Unhooked his gorping, water-horny mouth,
And seen his horror-tilted eye,
His red-gold, water-precious, mirror-flat bright eye;
And felt him beat in my hand, with his mucous, leaping life-throb.
And my heart accused itself
Thinking: I am not the measure of creation.
This is beyond me, this fish.
His God stands outside my God. (133-140)

Though he has caught the fish, he clearly cannot own it. There is a crucial role reversal here: the speaker, who has failed to comprehend the fish (in the cognitive sense), finds himself comprehended (in the spatial sense) by the world of the fish (“His God stands outside my God”).[5] The fish’s spatial transcendence denotes its temporal precedence over humanity (the speaker goes on to say that the fish “outstarts” him), and I think we need to interpret the final stanza on this cosmic timescale, even though it seems explicitly to refer to the iconography of the early Christians:

In the beginning
Jesus was called The Fish. …
And in the end. (169-171)

Lawrence rewrites the opening of the Gospel of John, in which the “beginning” refers to the creation of the world (the gospel writer himself rewrites Genesis), presided over by Christ as “the Word.” To choose a specific word to name the Son-as-Creator, to say that Jesus was called “the Fish” at the beginning, is to draw attention to the fact that he could not yet have existed in the human form suggested by Lawrence’s choice of his historical name (rather than “Christ”). Moreover, since humanity itself (in Lawrence’s cosmology) did not yet exist at this point, the use of the passive voice provokes the question: if Jesus did exist in the beginning, who would have “called” him a fish? One answer would be the fish themselves, imagining God as like themselves and reclaiming the task of metaphor-making from the poet. In any case, the non-human “beginning” and “end” here stand—as Lawrence has already said of the fish’s God—“outside” of the human God, framing his life (and ours) as a brief interlude in time.
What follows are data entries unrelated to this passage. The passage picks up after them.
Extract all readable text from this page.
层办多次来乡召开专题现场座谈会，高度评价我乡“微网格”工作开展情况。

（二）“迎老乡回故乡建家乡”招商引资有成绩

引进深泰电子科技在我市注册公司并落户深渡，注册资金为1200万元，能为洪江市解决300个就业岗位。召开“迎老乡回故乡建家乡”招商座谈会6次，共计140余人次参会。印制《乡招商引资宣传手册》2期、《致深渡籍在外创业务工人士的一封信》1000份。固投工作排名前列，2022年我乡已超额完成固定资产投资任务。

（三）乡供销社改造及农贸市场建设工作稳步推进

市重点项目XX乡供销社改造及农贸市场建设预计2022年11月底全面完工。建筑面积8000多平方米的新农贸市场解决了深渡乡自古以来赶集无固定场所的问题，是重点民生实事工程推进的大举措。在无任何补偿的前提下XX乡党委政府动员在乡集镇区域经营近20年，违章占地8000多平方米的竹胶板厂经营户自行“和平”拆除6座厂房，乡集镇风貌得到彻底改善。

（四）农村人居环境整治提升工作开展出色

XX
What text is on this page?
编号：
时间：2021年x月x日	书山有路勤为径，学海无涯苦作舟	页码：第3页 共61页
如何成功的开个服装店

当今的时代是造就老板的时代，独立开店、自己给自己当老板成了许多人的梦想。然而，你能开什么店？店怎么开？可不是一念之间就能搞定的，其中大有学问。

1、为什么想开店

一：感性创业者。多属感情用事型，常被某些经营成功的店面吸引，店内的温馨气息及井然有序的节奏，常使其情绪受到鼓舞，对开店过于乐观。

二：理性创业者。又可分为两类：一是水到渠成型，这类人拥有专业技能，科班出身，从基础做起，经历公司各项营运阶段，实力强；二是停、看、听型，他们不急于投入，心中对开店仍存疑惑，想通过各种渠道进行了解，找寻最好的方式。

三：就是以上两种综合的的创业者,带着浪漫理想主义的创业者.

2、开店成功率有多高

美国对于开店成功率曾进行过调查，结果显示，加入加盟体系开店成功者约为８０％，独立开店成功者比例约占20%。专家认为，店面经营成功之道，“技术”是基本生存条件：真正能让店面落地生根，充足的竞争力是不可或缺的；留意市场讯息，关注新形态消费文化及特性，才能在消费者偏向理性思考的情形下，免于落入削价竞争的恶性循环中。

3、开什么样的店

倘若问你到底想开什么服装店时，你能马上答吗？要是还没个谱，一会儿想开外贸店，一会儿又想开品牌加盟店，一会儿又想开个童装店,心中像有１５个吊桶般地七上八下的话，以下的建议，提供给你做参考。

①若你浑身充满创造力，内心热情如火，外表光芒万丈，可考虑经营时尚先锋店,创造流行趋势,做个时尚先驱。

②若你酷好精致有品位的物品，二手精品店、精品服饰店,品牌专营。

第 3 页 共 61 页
  1. ↑ Line numbers refer to the text of “Fish” in Lawrence’s Collected Poems, ed. Vivian de Sola Pinto and F. Warren Roberts (Penguin, 1971), pp. 334-340. This antipathy toward “grasping” is a recurring element in Lawrence’s writings. Compare his letter of April 23, 1919, to Ottoline Morrell (the model for Hermione in Women in Love): “Why must you always use your will so much, why can’t you let things be, without grasping and trying to know and to dominate” (Letters, II, 326; also in the Modernism Lab database).
  2. ↑ Lawrence, “Gloire de Dijon” (Collected Poems, p. 217), 11-14.
  3. ↑ London: Penguin Books, 1995.
  4. ↑ Levenson, Modernism and the Fate of Individuality: Character and Novelistic Form from Conrad to Woolf. (Cambridge UP, 1991), p.152.
  5. ↑ This double meaning of the word “comprehend” plays an important role in the writings of Emmanuel Levinas. See Totality and Infinity, trans. Alphonso Lingis (Duquesne UP, 1969), pp. 37-38, 43, 194.